Dallas County

Potter/Fused Glass

Jo Taylor is a potter and a fused glass artist. She doesn’t dig or process her clay, but purchases clay bodies that can take the thermal shock of Raku firing.” I don’t know how long it takes to create one piece because there are several steps from start to completion on the pottery pieces, as well as the glass pieces. It also depends on the size of the piece and whether it was either a hand built pottery piece or a thrown pottery piece. Glass pieces have to be cut, assembled, glued, fused, fired in a kiln and, possibly, slump fired in a mold to take on a form. I have never timed it,” she said.

Speaking with enthusiasm, Jo described her education leading up to her college degrees.” I had to take a Ceramic Hand-building class when I was working on an art education degree in the 1990’s.I found working in clay fascinating because what could be created in clay was virtually endless. It was also three-dimensional and the most challenging media I had ever worked with. I enjoy the challenge of trying to get a pottery piece through all the steps successfully and seeing the metamorphosis of a lump of clay turned into a piece of art. What a kicker it is when all goes good!”
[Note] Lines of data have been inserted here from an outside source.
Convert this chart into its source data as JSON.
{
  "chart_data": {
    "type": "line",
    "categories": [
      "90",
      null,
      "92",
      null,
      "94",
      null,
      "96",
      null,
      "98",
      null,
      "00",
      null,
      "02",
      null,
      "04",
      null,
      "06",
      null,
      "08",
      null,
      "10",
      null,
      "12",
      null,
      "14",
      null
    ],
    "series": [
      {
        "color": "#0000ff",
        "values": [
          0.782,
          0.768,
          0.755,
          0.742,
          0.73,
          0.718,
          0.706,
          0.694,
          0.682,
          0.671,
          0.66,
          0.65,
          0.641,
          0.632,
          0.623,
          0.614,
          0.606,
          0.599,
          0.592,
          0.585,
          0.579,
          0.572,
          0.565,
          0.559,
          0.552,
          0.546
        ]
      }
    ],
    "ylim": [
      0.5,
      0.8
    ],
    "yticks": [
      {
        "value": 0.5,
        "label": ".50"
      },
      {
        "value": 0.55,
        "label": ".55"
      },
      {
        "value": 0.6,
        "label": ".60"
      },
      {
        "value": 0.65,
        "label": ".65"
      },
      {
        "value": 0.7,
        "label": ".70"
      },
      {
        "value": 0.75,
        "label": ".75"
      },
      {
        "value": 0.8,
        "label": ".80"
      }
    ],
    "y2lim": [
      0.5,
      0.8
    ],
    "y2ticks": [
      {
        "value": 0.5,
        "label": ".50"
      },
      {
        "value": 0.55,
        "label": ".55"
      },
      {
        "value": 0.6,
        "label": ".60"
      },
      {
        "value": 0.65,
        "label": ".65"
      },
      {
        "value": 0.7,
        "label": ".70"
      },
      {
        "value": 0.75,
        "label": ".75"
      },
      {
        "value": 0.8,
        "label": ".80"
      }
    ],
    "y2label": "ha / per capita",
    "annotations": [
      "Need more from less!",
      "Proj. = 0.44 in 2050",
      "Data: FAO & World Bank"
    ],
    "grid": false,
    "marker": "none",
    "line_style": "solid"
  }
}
Jo received a B.S. in Art Education from Auburn University in Montgomery in 1998 and taught one year. While auditing classes at the University of Montevallo, her sculpture professor, Ted Metz, suggested that she return to school and get a Bachelor of Fine Arts.” That is exactly what I did,” said Jo.In 2005, after working 30 hours a week in Selma, commuting to Montevallo to take one or two classes a semester, Jo graduated, again. According to Jo “It was worth all the hard work.”

Always active, Jo attended workshops with the potters and clay artists Rick Berman, Lana Wilson, Charlie and Linda Riggs, and Val Cushing. In discussing her other talents, Jo has created watercolor and oil paintings, drawings, etchings and prints, cast bronze sculptures and sheet metal sculptures.